A WND call to the Windgate Village Apartments in Hanford, California, did not generate a response.
The financial amount of the settlement was not released.
“We’re very pleased by this outcome,” said Brad Dacus, PJI president. “We are confident that changes now being made at this apartment complex will spare others what our client went through.
“We also want to commend the owner and landlord, John Draxler, for his part in resolving this matter by offering an apology and agreeing to make changes. This is a win-win that will allow everyone to move forward,” he said.
PJI said Draxler evicted Martin even though she still had months remaining on her year-to-year lease and her rent was fully paid.
“But Draxler cited her religious activities – sharing her faith and offering to pray for people – as reasons why she must find a new home. Draxler knew Martin was recovering from strokes and a heart attack. When she began to cry, protesting that it was winter and she had no children living nearby, he responded that was not his problem,” said PJI.
Draxler repeated the religious basis for his decision in a conversation with Martin’s son, PJI said.
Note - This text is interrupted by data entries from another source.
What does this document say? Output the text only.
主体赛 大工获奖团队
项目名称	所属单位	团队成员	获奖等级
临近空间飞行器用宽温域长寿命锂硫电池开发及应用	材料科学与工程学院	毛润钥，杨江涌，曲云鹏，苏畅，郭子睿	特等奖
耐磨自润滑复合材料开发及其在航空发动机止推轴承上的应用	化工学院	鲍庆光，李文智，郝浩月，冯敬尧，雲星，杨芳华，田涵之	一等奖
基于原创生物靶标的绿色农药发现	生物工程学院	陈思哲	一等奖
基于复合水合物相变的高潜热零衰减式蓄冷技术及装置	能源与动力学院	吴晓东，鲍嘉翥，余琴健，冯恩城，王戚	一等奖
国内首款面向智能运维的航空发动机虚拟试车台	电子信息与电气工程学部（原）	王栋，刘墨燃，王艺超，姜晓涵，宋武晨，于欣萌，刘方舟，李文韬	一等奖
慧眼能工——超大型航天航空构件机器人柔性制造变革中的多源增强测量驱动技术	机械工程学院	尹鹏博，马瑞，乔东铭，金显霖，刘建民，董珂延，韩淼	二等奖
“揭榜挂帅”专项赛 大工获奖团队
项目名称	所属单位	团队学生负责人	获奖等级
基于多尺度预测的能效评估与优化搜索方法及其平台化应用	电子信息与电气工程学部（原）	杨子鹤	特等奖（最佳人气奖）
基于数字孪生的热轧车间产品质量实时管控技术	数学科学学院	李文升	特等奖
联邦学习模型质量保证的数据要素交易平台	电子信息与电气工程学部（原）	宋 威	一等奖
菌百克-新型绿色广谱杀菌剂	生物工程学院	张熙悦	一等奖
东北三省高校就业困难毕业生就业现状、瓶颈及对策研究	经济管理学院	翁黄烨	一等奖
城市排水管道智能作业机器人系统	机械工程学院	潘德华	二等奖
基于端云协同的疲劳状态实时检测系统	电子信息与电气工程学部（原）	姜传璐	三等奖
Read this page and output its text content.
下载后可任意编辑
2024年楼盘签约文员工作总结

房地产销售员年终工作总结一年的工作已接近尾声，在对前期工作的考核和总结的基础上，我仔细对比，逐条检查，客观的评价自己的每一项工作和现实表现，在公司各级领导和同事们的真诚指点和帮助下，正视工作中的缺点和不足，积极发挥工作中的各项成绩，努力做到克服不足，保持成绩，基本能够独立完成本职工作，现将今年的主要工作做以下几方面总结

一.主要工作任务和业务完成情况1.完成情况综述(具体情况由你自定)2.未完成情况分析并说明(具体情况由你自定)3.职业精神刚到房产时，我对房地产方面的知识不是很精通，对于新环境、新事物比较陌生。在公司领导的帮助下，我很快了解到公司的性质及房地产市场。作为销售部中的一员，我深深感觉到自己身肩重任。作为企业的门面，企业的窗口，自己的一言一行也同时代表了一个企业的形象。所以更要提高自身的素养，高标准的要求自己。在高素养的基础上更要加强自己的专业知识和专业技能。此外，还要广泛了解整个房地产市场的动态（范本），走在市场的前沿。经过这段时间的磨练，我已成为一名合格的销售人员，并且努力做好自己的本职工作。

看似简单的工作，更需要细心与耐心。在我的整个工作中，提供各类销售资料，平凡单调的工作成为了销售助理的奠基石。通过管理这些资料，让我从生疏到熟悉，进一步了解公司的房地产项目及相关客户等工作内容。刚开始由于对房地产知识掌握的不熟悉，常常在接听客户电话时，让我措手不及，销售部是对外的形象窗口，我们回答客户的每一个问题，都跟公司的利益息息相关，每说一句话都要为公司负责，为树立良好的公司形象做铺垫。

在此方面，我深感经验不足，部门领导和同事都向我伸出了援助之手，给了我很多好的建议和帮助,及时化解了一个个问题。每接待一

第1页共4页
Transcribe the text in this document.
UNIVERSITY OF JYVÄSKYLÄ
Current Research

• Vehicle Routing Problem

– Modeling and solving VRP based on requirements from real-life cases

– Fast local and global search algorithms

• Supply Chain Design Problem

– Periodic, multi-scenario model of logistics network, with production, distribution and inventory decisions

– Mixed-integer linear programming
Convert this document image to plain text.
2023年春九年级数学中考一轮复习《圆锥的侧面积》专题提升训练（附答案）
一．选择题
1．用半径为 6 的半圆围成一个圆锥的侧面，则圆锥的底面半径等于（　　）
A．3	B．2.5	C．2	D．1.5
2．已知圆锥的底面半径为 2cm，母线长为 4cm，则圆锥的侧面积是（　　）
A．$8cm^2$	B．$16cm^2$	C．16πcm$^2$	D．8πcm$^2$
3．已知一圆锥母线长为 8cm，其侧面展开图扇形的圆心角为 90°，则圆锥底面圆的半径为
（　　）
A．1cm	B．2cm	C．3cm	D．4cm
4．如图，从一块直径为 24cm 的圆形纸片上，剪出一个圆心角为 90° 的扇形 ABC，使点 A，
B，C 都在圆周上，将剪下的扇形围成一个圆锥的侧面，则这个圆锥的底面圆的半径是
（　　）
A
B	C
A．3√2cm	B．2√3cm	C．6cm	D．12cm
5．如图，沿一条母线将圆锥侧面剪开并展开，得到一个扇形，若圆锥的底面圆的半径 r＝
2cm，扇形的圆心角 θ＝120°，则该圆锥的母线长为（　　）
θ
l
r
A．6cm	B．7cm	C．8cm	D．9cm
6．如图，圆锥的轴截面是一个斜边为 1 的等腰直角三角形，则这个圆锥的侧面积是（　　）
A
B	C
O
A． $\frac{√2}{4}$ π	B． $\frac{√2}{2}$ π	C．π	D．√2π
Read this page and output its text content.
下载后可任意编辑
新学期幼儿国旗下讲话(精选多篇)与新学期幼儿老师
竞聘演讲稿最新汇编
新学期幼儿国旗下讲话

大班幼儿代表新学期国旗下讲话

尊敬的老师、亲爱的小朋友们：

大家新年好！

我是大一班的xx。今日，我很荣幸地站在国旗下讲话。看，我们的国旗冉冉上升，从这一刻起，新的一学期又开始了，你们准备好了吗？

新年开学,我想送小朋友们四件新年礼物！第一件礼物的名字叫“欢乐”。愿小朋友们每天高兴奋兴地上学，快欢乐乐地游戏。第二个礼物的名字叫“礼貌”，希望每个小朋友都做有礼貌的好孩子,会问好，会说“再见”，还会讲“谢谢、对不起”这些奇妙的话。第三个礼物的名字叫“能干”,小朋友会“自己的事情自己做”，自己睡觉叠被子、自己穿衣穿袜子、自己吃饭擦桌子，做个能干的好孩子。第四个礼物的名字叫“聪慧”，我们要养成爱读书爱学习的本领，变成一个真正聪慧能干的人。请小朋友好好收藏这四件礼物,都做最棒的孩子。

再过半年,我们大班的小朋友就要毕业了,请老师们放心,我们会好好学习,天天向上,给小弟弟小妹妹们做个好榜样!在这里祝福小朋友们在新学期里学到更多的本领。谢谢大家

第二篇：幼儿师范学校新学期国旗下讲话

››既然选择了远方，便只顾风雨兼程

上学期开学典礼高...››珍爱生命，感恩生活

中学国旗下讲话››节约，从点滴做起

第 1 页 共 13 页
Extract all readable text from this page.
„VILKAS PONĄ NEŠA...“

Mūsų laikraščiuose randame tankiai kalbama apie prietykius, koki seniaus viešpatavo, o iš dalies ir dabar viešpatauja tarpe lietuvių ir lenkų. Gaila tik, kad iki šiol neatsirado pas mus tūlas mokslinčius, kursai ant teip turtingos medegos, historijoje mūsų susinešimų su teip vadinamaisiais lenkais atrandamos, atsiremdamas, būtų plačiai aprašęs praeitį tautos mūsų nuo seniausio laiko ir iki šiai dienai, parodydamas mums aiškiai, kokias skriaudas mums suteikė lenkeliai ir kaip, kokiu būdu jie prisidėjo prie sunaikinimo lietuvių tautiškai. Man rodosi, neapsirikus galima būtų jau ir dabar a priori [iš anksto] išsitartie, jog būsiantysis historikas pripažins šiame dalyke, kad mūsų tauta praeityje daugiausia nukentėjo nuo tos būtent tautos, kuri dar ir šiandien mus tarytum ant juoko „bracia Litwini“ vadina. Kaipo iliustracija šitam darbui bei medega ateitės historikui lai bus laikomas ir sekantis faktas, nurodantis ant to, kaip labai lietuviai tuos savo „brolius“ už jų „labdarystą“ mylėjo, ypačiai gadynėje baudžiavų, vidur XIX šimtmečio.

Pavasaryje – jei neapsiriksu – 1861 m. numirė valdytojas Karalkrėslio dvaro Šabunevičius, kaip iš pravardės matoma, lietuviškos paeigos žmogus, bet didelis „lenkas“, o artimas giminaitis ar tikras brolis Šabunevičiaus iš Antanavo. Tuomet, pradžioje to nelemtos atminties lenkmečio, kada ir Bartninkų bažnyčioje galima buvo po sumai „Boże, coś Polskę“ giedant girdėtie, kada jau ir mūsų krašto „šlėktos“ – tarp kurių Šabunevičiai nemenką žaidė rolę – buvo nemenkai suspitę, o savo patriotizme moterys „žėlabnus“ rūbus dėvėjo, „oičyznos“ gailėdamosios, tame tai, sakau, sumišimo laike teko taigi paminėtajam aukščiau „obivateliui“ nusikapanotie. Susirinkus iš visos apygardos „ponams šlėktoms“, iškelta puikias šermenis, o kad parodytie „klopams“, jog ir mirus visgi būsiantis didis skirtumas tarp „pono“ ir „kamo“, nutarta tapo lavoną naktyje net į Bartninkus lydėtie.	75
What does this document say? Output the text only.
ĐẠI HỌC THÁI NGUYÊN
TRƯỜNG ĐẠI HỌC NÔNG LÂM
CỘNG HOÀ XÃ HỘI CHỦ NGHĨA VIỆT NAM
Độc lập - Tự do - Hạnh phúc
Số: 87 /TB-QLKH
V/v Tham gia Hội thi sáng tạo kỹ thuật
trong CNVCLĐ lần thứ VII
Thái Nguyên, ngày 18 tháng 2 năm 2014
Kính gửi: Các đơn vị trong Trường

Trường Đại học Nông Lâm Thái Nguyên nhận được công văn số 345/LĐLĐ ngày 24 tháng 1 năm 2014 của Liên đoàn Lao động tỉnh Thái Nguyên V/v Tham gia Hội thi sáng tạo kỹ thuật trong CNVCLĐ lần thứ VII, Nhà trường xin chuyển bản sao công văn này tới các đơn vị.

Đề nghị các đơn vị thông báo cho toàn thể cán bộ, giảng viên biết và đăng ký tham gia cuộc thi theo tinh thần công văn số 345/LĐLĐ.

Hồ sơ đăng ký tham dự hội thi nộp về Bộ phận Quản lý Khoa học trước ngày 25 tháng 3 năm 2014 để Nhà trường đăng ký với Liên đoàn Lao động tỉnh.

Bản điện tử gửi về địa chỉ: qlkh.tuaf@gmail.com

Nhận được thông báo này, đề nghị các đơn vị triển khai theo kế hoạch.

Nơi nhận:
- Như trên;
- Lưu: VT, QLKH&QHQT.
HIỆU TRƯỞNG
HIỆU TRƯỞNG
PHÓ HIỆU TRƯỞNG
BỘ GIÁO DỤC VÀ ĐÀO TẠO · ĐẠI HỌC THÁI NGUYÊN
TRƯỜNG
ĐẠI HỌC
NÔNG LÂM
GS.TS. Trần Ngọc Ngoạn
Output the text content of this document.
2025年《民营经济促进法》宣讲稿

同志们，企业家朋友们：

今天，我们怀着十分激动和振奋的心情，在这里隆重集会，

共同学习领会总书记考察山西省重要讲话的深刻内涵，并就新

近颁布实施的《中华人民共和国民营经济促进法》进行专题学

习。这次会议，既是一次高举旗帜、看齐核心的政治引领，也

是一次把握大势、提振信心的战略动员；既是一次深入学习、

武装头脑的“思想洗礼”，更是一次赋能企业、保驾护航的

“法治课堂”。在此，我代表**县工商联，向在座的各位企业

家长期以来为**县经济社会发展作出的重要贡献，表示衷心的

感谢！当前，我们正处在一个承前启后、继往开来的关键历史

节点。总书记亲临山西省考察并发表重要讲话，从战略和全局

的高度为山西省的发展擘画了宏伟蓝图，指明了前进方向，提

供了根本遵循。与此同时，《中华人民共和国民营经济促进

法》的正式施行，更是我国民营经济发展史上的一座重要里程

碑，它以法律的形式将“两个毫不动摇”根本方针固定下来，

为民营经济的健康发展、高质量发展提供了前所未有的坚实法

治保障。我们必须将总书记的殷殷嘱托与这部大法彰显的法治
“She had originally moved to Windgate Village because it was designed and marketed as senior living. Since Draxler bought the complex a few years ago, he has brought in younger renters and is now removing older tenants. For many years now, Martin notes that the complex has failed to offer activities or amenities consistent with its original designation as a senior facility,” said PJI.
Martin complied with the eviction order but then contacted PJI.